Reduced Flow Temperatures
The West Whitlawburn district heating system current operates at a supply temperature of 85°C and supplies space heating and hot water to its users. Improved system efficiency can be achieved, however, through the reduction of the supply temperature resulting in lower heat losses. The potential impact of the reduced flow temperatures in terms of heat losses can be explored utilizing the newly developed West Whitlawburn district heating model. To do so simulations were run over the course of three weather diverse months. First with a reduction in supply temperature to the absolute practical minimum the installed system can operate at, and secondly to explore the impact of the growing district heating topic of 4th generation temperatures.
It was found from the data gathered during the site visits, that the minimum practical operating supply temperature, due to the size of the installed radiators and heat interface units, at WWHC is 70°C. Simulations at this supply temperature were conducted over the months of July, October and December and the results are presented in Figure 1. Analysis of the results revealed that the potential for a 21% reduction in heat losses could on average be achieved by operating at a supply temperature of 70°C. From the validation section it was highlighted that the heat losses are independent of the return temperature and flow rate, bringing confidence with these results as the supply temperatures were the only controlled parameter.
Figure 1: Reduction in Losses with Reduced Temperatures
A growing topic in sustainable district heating system is in fourth generation district heating. Fourth generation district heating systems operate a reduced flow temperature of 50°C, and new research has shown substantial heat loss savings as a result of improved efficiency. In doing so simulations were ran over the equivalent three months and results suggest that losses could be lowered by up to 52% for the month of October with an average reduction of 47%. Not only does this correspond to lower operational costs, calculations estimate that annually this could reduce CO2 emissions by 7.5%, or 2.3 tons of carbon dioxide being eliminated for the production of the heat.
This was calculated by viewing July, October and December as representative of all summer, autumn/spring and winter months respectively, as shown in the equation below. The potential reduction in energy losses was calculated and this was transformed into a percentage reduction in the required heat input to the system annually.
- Annual Saving = 3*Jul_Saving + 6*Oct_Saving + 3*Dec Saving
- %_reduction = Annual Saving/Annual Energy Input
Further to this investigation a study was conducted to explore the breakdown of the heat losses, in terms of the areas of the network. Results from the study are highlighted in Figure 2, where it is revealed that the majority of the heat losses in the model occur in the branches to the towers. These have significantly larger demands than the terraces and are relatively long sections of pipework as shown in the pipe distribution layout schematic previously. Interestingly the lowest heat loss in the system come from the main distribution line however this is likely due to its short length.
Results realised in this study are true for each of the reduced flow temperatures whereby the percentage contribution of each area of pipework to the overall losses were the same.
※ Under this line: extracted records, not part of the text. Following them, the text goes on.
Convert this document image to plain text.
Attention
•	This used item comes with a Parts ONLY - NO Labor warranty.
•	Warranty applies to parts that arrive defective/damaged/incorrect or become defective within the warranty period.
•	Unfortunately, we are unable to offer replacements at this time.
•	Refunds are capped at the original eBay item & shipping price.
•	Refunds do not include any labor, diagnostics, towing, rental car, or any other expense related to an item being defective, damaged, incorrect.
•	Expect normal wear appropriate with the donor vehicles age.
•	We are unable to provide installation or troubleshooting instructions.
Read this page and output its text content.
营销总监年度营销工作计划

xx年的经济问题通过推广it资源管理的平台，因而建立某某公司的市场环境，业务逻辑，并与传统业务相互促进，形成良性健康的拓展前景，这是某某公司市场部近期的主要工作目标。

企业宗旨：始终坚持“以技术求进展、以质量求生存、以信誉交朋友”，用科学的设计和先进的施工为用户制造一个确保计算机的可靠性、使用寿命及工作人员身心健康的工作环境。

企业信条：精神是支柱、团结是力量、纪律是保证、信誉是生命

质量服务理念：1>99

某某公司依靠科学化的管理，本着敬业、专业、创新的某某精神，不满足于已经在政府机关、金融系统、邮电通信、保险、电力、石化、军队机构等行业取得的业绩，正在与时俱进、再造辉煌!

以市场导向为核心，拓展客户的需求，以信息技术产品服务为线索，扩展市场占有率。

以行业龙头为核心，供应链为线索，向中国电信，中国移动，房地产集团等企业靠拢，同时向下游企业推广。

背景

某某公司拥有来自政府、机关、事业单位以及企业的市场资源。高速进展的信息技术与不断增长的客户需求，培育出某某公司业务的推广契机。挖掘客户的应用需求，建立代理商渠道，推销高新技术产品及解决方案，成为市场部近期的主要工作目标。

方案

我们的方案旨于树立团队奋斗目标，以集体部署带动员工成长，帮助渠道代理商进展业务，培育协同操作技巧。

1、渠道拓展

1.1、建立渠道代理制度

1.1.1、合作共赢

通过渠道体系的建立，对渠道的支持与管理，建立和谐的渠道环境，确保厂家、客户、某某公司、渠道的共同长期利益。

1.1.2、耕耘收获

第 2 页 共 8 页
A further study may use the model developed to investigate whether the pipe sizing is correct and whether the Energy Centre is optimally located in the network.
Figure 2: Breakdown of Losses
Thermal Store Size
During the data gathering and analysis phase of the project, it was found that during long periods in summer the thermal store was being under-utilized and appears to be oversized. In order to investigate this issue further, the new district heating model was utilized and simulations using four reduced thermal store sizes across a two-day period during a summer month were run. As the modules used in the software, especially the thermal store module, are still under development, this investigation allowed the possibility to test the modules and explore the extent of any limitations.
Figure 3: Impact of Store Size
As shown in Figure 3, all thermal store sizes follow the same trend, highlighting that the size has minimal impact on the overall store operation. Level sections of the plot are periods when the store is fully charged, highlighting that the model thermal store, as with the actual system, is being underutilized. What is evident from the undertaking of this investigation and the results is that ESP-r is capable of conducting these investigations. However improvements in the thermal store module are required in order for future investigations to be accurate and reliable. Further development of the thermal store must include active control in order for future detailed studies into the optimal thermal store size and operation to be conducted.